Saturday, August 13, 2011

Is Profit Without Honor?


Christian Colleges Part of White House Interfaith Service Push
Schools say listening is a key part of the project—but theological pluralism isn’t.

Chris Norton | posted 8/08/2011 10:34AM

Christian colleges and universities were among the 195 higher education institutions represented Wednesday in Washington at the launch of President Obama's Interfaith and Community Service Campus Challenge.

The White House initiative, first announced in March, aims to mobilize college students of various religious backgrounds for community service around the nation.

Kent comments:

Apart from the fact that it is no proper business of the government to be involved with what Christian colleges do in regard to their projects, this article suggests another problem that is widespread today.  Our society, and Christians in particular, have a skewed view of what constitutes “community service.”

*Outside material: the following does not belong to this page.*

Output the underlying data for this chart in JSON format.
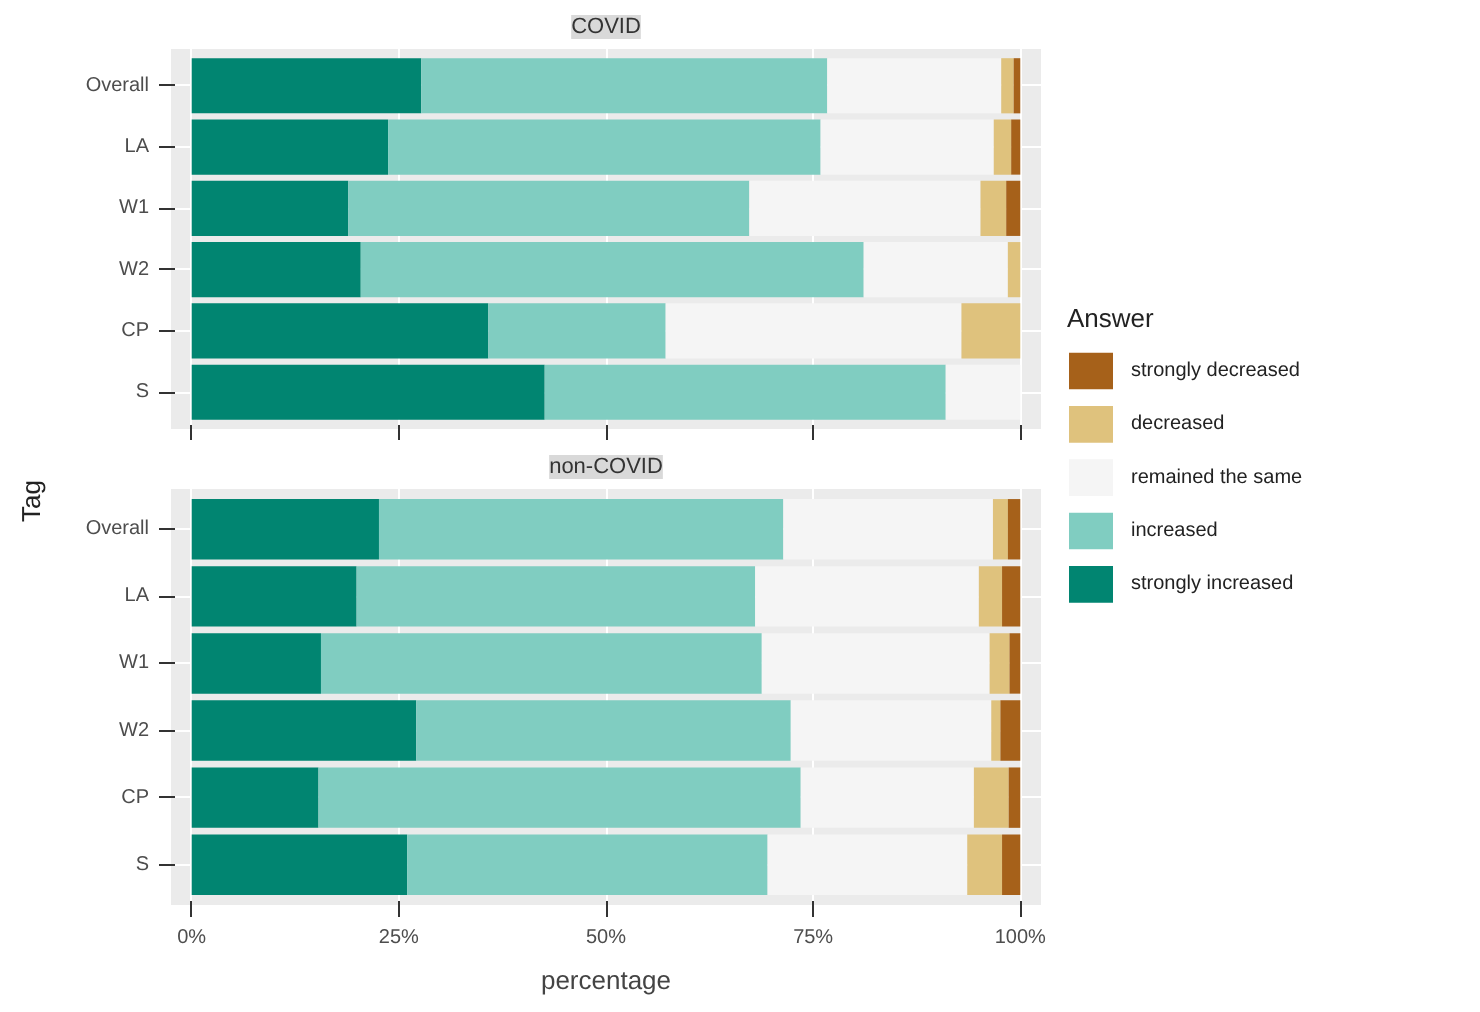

The other day a large van was patrolling my neighborhood.  It was carrying people from a lockup somewhere who were being forced to pick up trash along the road.  The name on the van included the words “community service.”  Courts often sentence people to “community service.”  So we sometimes use the phrase as a synonym for “punishment.”

Then we have the phrase as it is used in the article above, where it is equated with voluntary, but unpaid, participation in various projects.  What bothers me a bit is the neglect of another kind of “community service” – perhaps one that best serves the most people.

Last night I went with some friends to an ice cream shop.  This little place was staffed entirely with very friendly, very ready-to-serve, college students.  Theirs was a busy shop – they were busy serving people from all over the community in which they were located.  Their colleges were not involved in this community service, and neither was the White House – except, perhaps, for the efforts of the White House to make this kind of community service more difficult.

The problem is, most colleges and governments would not think of this as “community service” because these college students were being paid for what they were doing, and those who owned the ice cream shop were (presumably) making a profit on the whole community service project.

In the eyes of the government, academia, and (sorry to say) many Christians, this puts what these nice college students were doing outside the realm of “community service.”  Perhaps we cannot expect better from governments and academia, but Christians should know better.

There is nothing wrong, of course, with working for nothing.  But there is also nothing wrong, or even less commendable, with working for a profit.  As a matter of fact, it would be impossible for anyone to work for nothing if someone else were not working for a profit.

Christians need to recognize and defend the value to communities of those who work, save, and invest in productive enterprises.  They are not somehow morally tainted.  They are, rather, people doing part of the work of God.  Some of the best community service around is done for profit – and the prophets of God should say, “Amen.”